2. An alternative model is proposed, with differential equation $$\frac { \mathrm { d } P } { \mathrm {~d} t } = \frac { 1 } { 2 } \left( 2 P ^ { 2 } - P \right) \cos t$$ As before, \(P = 1\) when \(t = 0\).
   1. Express \(\frac { 1 } { P ( 2 P - 1 ) }\) in partial fractions.
   2. Solve the differential equation (*) to show that $$\ln \left( \frac { 2 P } { P } \right) = \frac { 1 } { 2 } \sin t$$ This equation can be rearranged to give \(P = \frac { 1 } { 2 \mathrm { e } ^ { \frac { 1 } { 2 } \sin t } }\).
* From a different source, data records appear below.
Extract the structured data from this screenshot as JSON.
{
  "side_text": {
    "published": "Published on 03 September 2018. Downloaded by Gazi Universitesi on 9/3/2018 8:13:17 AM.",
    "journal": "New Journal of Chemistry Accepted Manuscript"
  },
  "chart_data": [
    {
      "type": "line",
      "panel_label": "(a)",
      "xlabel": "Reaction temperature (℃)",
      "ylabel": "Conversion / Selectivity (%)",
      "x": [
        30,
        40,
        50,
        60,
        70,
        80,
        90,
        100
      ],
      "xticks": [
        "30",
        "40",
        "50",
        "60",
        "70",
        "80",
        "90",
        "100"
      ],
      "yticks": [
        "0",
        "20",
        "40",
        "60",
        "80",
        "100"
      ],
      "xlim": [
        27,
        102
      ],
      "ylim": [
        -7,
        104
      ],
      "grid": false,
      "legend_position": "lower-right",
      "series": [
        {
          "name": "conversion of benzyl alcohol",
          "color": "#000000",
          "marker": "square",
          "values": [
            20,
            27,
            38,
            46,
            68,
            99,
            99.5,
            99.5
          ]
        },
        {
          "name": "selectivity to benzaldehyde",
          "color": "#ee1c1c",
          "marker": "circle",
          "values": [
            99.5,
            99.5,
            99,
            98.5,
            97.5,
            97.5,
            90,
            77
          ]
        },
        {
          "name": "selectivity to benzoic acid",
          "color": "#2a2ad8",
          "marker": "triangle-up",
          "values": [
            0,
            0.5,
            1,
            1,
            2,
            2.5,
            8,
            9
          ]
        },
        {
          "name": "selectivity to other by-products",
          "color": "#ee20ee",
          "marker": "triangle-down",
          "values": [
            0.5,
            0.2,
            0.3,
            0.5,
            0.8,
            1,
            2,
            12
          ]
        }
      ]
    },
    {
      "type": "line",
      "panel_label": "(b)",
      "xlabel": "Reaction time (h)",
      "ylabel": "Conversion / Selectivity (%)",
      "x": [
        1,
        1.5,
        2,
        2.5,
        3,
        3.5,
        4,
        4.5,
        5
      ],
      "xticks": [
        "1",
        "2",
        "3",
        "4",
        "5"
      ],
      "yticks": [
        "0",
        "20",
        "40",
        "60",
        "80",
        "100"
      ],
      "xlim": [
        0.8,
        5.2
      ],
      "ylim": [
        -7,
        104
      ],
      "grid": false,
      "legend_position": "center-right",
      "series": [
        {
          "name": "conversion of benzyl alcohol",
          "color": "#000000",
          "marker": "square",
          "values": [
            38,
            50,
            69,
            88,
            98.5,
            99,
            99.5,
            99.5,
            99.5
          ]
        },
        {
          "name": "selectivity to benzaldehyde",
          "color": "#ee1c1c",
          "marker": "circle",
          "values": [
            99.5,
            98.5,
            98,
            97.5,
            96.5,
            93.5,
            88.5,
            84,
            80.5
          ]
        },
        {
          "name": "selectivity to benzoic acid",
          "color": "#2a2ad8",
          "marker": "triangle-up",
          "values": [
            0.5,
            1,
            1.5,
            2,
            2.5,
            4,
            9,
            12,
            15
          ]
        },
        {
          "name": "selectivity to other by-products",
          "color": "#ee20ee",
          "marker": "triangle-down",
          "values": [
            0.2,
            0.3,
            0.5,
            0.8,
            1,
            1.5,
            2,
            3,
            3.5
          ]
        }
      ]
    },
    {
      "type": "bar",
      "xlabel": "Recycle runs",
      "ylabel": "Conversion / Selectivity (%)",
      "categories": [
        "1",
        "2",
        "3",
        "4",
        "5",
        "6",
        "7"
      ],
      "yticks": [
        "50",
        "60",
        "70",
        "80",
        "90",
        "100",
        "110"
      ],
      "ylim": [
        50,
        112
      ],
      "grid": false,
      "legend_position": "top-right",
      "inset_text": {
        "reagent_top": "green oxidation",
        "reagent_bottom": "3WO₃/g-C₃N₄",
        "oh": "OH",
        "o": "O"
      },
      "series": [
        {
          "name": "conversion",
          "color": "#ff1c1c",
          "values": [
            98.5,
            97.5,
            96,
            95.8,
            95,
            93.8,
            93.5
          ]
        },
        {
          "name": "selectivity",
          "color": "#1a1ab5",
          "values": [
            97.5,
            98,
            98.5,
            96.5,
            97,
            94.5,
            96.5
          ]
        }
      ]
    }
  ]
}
   3. Find the greatest and least values of \(P\) predicted by this model.

6

1. The number of bacteria in a colony is increasing at a rate that is proportional to the square root of the number of bacteria present. Form a differential equation relating \(x\), the number of bacteria, to the time \(t\).
2. In another colony, the number of bacteria, \(y\), after time \(t\) minutes is modelled by the differential equation $$\frac { \mathrm { d } y } { \mathrm {~d} t } = \frac { 10000 } { \sqrt { y } }$$ Find \(y\) in terms of \(t\), given that \(y = 900\) when \(t = 0\). Hence find the number of bacteria after 10 minutes.